PCR/RE screening of T0 plants transformed with Cas9:sgRNA constructs for simplex editing of HvCKX1 (a), Nud (b), and the PTG construct for multiplex editing of the HvCKX1 and HvCKX3 genes (c). PCR products of the appropriate target gene were treated by restriction enzymes that overlap the potential mutation site (indicated above the aligned sequences). Red arrowheads indicate uncut bands of amplicons with mutations; black arrowheads indicate bands of wild-type sequences cut by an enzyme.
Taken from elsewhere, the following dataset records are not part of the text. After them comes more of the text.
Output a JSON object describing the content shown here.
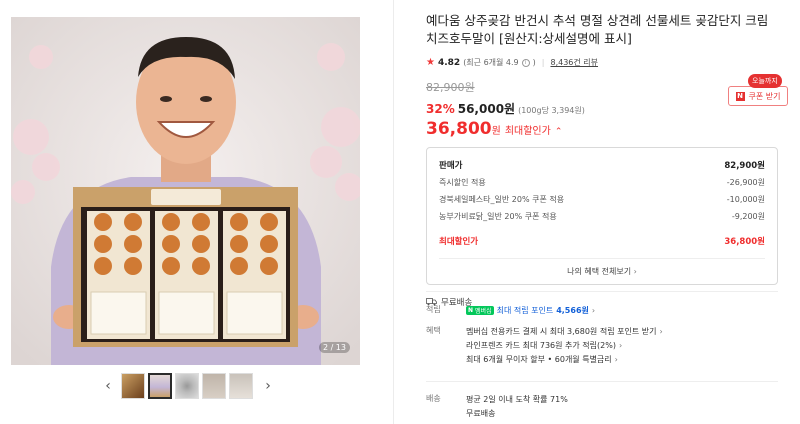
{
  "gallery": {
    "counter": "2 / 13",
    "box_label": "예다움 상주곶감",
    "card_text": "예다움 곶감"
  },
  "thumbs": {
    "prev_icon": "chevron-left-icon",
    "next_icon": "chevron-right-icon"
  },
  "product": {
    "title": "예다움 상주곶감 반건시 추석 명절 상견례 선물세트 곶감단지 크림치즈호두말이 [원산지:상세설명에 표시]",
    "rating": "4.82",
    "rating_detail": "(최근 6개월 4.9",
    "rating_detail_end": ")",
    "review_link": "8,436건 리뷰",
    "original_price": "82,900원",
    "discount_rate": "32%",
    "sale_price": "56,000원",
    "unit_price": "(100g당 3,394원)",
    "max_price": "36,800",
    "max_price_unit": "원",
    "max_label": "최대할인가"
  },
  "coupon": {
    "badge": "오늘까지",
    "icon": "N",
    "label": "쿠폰 받기"
  },
  "breakdown": {
    "head_label": "판매가",
    "head_value": "82,900원",
    "rows": [
      {
        "label": "즉시할인 적용",
        "value": "-26,900원"
      },
      {
        "label": "경북세일페스타_일반 20% 쿠폰 적용",
        "value": "-10,000원"
      },
      {
        "label": "농부가비료닭_일반 20% 쿠폰 적용",
        "value": "-9,200원"
      }
    ],
    "total_label": "최대할인가",
    "total_value": "36,800원",
    "all_benefits": "나의 혜택 전체보기"
  },
  "shipping": {
    "free": "무료배송"
  },
  "points": {
    "label": "적립",
    "badge_n": "N",
    "badge_text": "멤버십",
    "text": "최대 적립 포인트",
    "amount": "4,566원"
  },
  "benefits": {
    "label": "혜택",
    "lines": [
      "멤버십 전용카드 결제 시 최대 3,680원 적립 포인트 받기",
      "라인프렌즈 카드 최대 736원 추가 적립(2%)",
      "최대 6개월 무이자 할부 • 60개월 특별금리"
    ]
  },
  "delivery": {
    "label": "배송",
    "line1": "평균 2일 이내 도착 확률 71%",
    "line2": "무료배송"
  },
  "colors": {
    "accent_red": "#f02d2d",
    "naver_green": "#03c75a",
    "link_blue": "#1461d8"
  }
}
PCR products from selected samples were cloned and sequenced to identify the pattern of mutations; target sequences for sgRNA:Cas9 are marked in yellow, PAM motifs are marked in light blue; deletions are indicated by dashes and insertions by red letters
The disadvantage of restriction analysis is its potential inaccuracy, as some indels could be generated upstream or downstream of the diagnostic restriction site, which may lead to false negative bands on the gel. Therefore, to validate the results of the PCR/restriction analysis, we cloned and sequenced the amplicons from 25 randomly selected T0 plants transformed with the ckx1-sgRNA cassette. Ten clones per plant were sequenced. The mutations were detected in 22 out of 25 plants, which gave 88% efficiency (number of T0 plants testing positive for the mutation events). Moreover, the sequencing confirmed the presence of single nucleotide insertions or deletions, which did not disrupt the BsmAI restriction enzyme site used for the initial PCR/restriction analysis (Additional file 2: Fig. S3). Interestingly, most of the tested plants appeared to be chimeric for the introduced mutations (more than two different mutations found in one T0 sample). Taking aside a sampling error, the T0 plants #34, #54, and #70 could represent the biallelic heterozygous events (only two different mutations found), while the T0 plant #63 could indicate the biallelic homozygous event (all mutations the same) (Additional file 2: Fig. S3). To further estimate the status of the T0 mutant plants, we checked the ratio between the mutated and wild-type copies of the HvCKX1 gene in the T0 mutants. The wild-type copies of the HvCKX1 gene were found in 5 out of 22 mutated plants (Table 2). The most frequent type of induced mutations was a deletion or insertion of a single nucleotide. However, larger deletions were observed in seven plants, some of them exceeding 20 bp, and the largest was the deletion of a 58 bp fragment (Additional file 2: Fig. S3).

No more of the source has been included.